Spivey knew she had to do something. So, as she made the switch from swimming to professional triathlon post-college, she also shifted her approach to fueling. No longer could she just grab a random gel packet for a run or sip on a basic sports drink during tough training rides. Spivey needed nutrition that would boost her workouts and performance in racing—and be gentle on her sensitive stomach.

Enter Science In Sport. A U.K.-based company founded in 1992, Science in Sport is one of the world’s leading endurance sports nutrition brands, offering a range of endurance fuel including gels, drink powders, and bars. It’s a favorite among many elite athletes around the world, with 34 medal-winning athletes or teams using Science in Sport’s products during the 2016 Rio Olympics. It is also the official energy gel and energy bar provider for USA Triathlon, and has similar partnerships with professional cycling team Team SKY, British Cycling, Cycling Australia, USA Cycling and British Triathlon.

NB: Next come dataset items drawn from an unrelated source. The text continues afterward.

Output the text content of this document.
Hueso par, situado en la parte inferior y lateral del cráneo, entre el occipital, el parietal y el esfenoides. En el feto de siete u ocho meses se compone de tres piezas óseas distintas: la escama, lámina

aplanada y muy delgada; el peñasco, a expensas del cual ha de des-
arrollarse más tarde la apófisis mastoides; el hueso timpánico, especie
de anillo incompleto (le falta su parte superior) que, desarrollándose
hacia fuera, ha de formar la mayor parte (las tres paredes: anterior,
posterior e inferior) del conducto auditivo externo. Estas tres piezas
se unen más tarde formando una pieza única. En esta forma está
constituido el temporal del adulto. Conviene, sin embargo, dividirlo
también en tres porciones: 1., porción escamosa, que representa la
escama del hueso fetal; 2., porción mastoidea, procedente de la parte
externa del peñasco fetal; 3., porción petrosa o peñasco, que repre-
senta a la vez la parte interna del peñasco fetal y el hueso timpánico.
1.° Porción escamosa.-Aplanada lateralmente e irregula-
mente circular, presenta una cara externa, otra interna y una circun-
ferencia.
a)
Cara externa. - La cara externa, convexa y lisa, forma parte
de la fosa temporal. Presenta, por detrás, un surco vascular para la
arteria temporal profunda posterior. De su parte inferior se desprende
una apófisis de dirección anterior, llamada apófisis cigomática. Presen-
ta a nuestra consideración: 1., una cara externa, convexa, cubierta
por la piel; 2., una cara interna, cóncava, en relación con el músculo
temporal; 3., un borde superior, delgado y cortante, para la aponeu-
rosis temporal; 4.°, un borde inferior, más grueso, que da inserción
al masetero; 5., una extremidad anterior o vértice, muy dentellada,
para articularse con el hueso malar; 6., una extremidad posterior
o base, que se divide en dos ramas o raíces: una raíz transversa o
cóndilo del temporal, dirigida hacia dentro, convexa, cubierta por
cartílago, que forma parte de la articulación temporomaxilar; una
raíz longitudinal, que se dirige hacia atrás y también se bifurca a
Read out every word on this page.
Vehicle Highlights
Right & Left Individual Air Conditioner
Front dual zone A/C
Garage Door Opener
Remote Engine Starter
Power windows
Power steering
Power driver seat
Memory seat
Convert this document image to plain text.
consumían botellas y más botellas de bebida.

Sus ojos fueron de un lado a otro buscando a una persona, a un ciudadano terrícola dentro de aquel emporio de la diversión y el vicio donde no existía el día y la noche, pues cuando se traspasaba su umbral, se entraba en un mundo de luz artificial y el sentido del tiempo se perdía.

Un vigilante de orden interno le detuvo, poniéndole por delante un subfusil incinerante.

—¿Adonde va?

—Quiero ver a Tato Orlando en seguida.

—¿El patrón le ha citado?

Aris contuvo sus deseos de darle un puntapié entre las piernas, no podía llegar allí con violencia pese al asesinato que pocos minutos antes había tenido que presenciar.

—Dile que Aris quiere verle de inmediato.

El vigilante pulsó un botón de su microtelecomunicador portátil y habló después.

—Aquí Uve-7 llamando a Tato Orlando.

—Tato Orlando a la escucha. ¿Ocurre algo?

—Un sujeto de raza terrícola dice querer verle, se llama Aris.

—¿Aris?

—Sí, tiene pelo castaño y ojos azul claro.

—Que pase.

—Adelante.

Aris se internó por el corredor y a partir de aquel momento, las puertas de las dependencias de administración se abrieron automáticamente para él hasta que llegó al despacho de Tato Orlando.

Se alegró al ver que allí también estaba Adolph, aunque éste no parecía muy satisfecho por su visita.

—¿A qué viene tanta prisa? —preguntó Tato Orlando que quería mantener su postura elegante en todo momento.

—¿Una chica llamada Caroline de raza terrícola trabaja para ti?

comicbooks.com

At the suggestion of a friend, Spivey tested out Science in Sport’s GO Isotonic Energy Gel and was immediately impressed by the result.

“Up until then, any sports gel I tried negatively affected my performance,” she says. “I tried Science in Sport, and for the first time I didn’t have any stomach issues.”

It didn’t take long for Spivey to link up with Science in Sport as a sponsored athlete, and she has since worked in a variety of their products to her daily fueling routine. Aside from the isotonic gels, which has a unique concentration that’s absorbed easily and quickly by the body without the need for additional water for digestion, she swears by the GO Energy Bars and REGO Recovery drinks as well.

“Science in Sport products are all around delicious. They have a mild taste and a wide range of flavors,” she says. “And when it’s difficult to access or tolerate normal food, they fill in the spaces between standard meals.”

Today, Spivey is on the shortlist for the 2020 U.S.A. Olympic team in triathlon and travels across the globe competing in draft-legal, Olympic-distance racing. Most recently, she helped Team U.S.A. to a second-place finish in the ITU World Triathlon Mixed Relay event in Edmonton, Canada. Hopping from city to city presents its own set of issues for an athlete with a sensitive stomach, but, with the help of science in sport and her nutritionist Liz Fusco, Spivey is as confident as ever that her fueling plan is dialed in.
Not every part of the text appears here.